A review by speesh
The Bourne Imperative by Robert Ludlum, Eric Van Lustbader

4.0

High flying, high finance, high society, high jinx. Low down dirty double-crossing dirty tricks. That’s what you expect from a Bourne thriller - and that’s exactly what Eric Van Lustbader delivers. Time and time again.

I like these 'Bourne’ thrillers so much, that I am able to forgive almost anything that does - or sometimes doesn’t - happen in them. I’m even prepared to (well, almost prepared, I suppose I should say) overlook the constant ‘punching in’ of telephone numbers. One just doesn’t punch a number in. No. Anyway...

‘Imperative' begins (well, a little bit after the beginning really) with fishing a man with memory loss and no identification out of the water. This time though, in contrast to the first ever Bourne book, it's Jason B., doing the fishing. Story moves on and the shocks and thrills mount and it soon turns out that (even) the President of the USA wants Bourne dead. I suppose you know you’re really up against it when the good ol’ POTUS wants you dead, eh? The rest of the story? Well, there’s not much you need to know, except it delivers. We have Russians, the Israelis - in the form of Mossad (as friends and foes) - Mexican drug lords and more. You can pick it up, but don’t expect to be able to put it down again anytime soon. I seem to have read this one a little out of sequence, but it really doesn’t matter. Enough of the whys and wherefore’s are explained to make it all readable without having read the previous, and without getting in the way of the enjoyment of the present.
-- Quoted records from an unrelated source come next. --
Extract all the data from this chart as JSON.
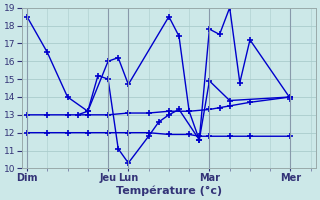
{
  "bg_color": "#cce8e8",
  "grid_color": "#aacccc",
  "line_color": "#0000cc",
  "marker": "+",
  "markersize": 4,
  "linewidth": 1.0,
  "ylim": [
    10,
    19
  ],
  "yticks": [
    10,
    11,
    12,
    13,
    14,
    15,
    16,
    17,
    18,
    19
  ],
  "xlabel": "Température (°c)",
  "xlabel_fontsize": 8,
  "xtick_labels": [
    "Dim",
    "Jeu",
    "Lun",
    "Mar",
    "Mer"
  ],
  "xtick_positions": [
    0,
    32,
    40,
    72,
    104
  ],
  "xlim": [
    0,
    112
  ],
  "series1_x": [
    0,
    8,
    16,
    24,
    32,
    36,
    40,
    56,
    60,
    64,
    68,
    72,
    76,
    80,
    84,
    88,
    104
  ],
  "series1_y": [
    18.5,
    16.5,
    14.0,
    13.2,
    16.0,
    16.2,
    14.7,
    18.5,
    17.4,
    13.2,
    11.6,
    17.8,
    17.5,
    19.0,
    14.8,
    17.2,
    13.9
  ],
  "series2_x": [
    20,
    24,
    28,
    32,
    36,
    40,
    48,
    52,
    56,
    60,
    68,
    72,
    80,
    104
  ],
  "series2_y": [
    13.0,
    13.2,
    15.2,
    15.0,
    11.1,
    10.3,
    11.8,
    12.6,
    13.0,
    13.3,
    11.6,
    14.9,
    13.8,
    14.0
  ],
  "series3_x": [
    0,
    8,
    16,
    24,
    32,
    40,
    48,
    56,
    64,
    72,
    76,
    80,
    88,
    104
  ],
  "series3_y": [
    13.0,
    13.0,
    13.0,
    13.0,
    13.0,
    13.1,
    13.1,
    13.2,
    13.2,
    13.3,
    13.4,
    13.5,
    13.7,
    14.0
  ],
  "series4_x": [
    0,
    8,
    16,
    24,
    32,
    40,
    48,
    56,
    64,
    68,
    72,
    80,
    88,
    104
  ],
  "series4_y": [
    12.0,
    12.0,
    12.0,
    12.0,
    12.0,
    12.0,
    12.0,
    11.9,
    11.9,
    11.8,
    11.8,
    11.8,
    11.8,
    11.8
  ]
}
Otherwise? You can tell the English character - he's the one calling people 'mate' in every other sentence. Mexico City is both a whirlpool and has a beating heart inside the same paragraph. Yeah, I guess I’m willing to overlook those as well.

If you want a book that keeps you on your toes the whole time, where you should always expect the unexpected, then this is more how a good thriller should be than many you’ll read. Confusing yet intriguingly interesting at the start, as the pieces are assembled , then becoming clearer in the middle as the pieces fall into pace for Bourne - and you. As the problem becomes clearer, possible solutions pop up, on the page for 'Bourne and in your head. I like that in a book. And I’m pretty sure this is the kind of thriller the people quoted on the backs of Charles Cummings books think they’ve been reading.